L’adaptation est une réalité qui prend sa place dans la mesure de l’accueil favorable.

Elles sont multiples les adaptations et durent toute la vie. On passe d’un âge à l’autre à la vitesse de l’éclair, surtout en accumulant les années. Les 12 mois nous filent entre les doigts. De même les tout-petits en peu de temps nous dépassent et parfois nous le font sentir aimablement.

Je suis parfois les sportifs dans le monde du tennis. Rafael Nadal cette semaine, se plaignait qu’à Paris, où il se préparait en vue du Tournois Roland-Garros, – qui en ce temps de pandémie a été décalé – donc il se plaignait du froid, 9 degrés. Sur la terre battue, il s’entrainait avec difficultés. C’est un champion mondial. À l’heure où j’écris, il a gagné le premier tour. Il avance…et c’est tout son être, physique, mental, qui doit s’adapter au climat et jusqu’à la balle de tennis qui ne réagit pas comme d’habitude.

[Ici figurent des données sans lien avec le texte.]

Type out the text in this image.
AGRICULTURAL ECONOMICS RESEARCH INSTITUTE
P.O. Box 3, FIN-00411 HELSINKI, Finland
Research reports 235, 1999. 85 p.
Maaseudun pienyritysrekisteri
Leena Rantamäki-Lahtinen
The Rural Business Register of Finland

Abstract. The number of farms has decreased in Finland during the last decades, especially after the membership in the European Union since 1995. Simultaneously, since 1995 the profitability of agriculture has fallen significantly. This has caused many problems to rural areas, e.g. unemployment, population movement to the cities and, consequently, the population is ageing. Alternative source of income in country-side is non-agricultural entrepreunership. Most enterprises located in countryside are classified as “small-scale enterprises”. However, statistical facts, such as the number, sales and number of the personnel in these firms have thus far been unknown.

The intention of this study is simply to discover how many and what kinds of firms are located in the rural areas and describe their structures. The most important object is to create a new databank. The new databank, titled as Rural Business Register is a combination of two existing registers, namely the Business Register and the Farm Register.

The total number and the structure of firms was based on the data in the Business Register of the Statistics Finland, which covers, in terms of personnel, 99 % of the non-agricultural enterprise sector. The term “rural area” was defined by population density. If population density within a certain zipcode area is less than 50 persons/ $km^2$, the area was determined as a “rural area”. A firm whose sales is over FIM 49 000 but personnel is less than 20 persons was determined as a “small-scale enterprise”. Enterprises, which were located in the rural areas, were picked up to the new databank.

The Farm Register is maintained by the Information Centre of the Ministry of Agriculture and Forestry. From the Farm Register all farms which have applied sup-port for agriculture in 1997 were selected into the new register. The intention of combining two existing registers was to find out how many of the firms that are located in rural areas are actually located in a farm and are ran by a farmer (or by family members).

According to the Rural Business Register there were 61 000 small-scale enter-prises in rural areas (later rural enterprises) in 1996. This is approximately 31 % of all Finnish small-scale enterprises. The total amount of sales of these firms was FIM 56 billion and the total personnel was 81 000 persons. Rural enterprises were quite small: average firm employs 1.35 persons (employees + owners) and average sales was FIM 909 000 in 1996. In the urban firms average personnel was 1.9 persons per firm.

J’ai lâché le mot le plus difficile dans tout ce que nous vivons. ‘Nos habitudes’ bien ancrées qui sont déstabilisées. C’est cela le plus difficile. C’est l’automne, on va aux pommes, c’est l’été on va aux fraises, c’est juillet vive le Festival d’été, c’est mars-avril on va à la cabane. Toutes nos habitudes sont affectées et nous sommes invités à nous adapter le mieux possible.

Jésus lui-même s’est adapté aux différentes situations. Une des plus marquantes est celle avec la Cananéenne à qui il ne veut pas parler. Il est en territoire païen et elle lui court après afin qu’il délivre sa fille malade. Il lui dit ‘qu’il n’a été envoyé qu’aux brebis d’Israël.’ Elle rétorque et continue. Il ajoute ‘qu’on ne donne pas le pain des enfants aux petits chiens.’ Elle ajoute que ‘les petits chiens mangent les miettes qui tombent de la table des enfants.’ Là, il s’arrête. Il a entendu quelque chose qui le prend au cœur. Oui, elle lui affirme qu’elle n’est pas juive, mais qu’elle se nourrit des miettes qui tombent de la table d’Israël. Elle croit aux prophètes et à Dieu et à Jésus qui peut faire tout pour elle et sa fille. Eh bien, il lui accorde tout. Une adaptation exemplaire et touchante. ‘Va, ta fille est guérie.’ Que pouvait-elle attendre de mieux après une telle joute de paroles. Elle n’a pas lâché sa requête et lui a répondu de manière vraie et cette vérité a conquis le cœur de Jésus. Il s’est adapté à elle en lui donnant tout ce qu’elle demandait.

Quittons nos habitudes un peu et nous aurons de l’espace pour les autres. Je lisais ces jours-ci un beau commentaire. On évoquait l’œuvre de Jean-Paul Sartre qui disait que ‘l’enfer, c’est les autres!’ Eh bien, avec Jésus qui est vainqueur de toute mort et ressuscité d’entre les morts, ‘le ciel, c’est les autres. Magnifique commentaire.

Si ‘le ciel c’est les autres’, regardons-les et aimons-les comme Dieu a tant aimé le monde qu’Il a donné son Fils, son Unique.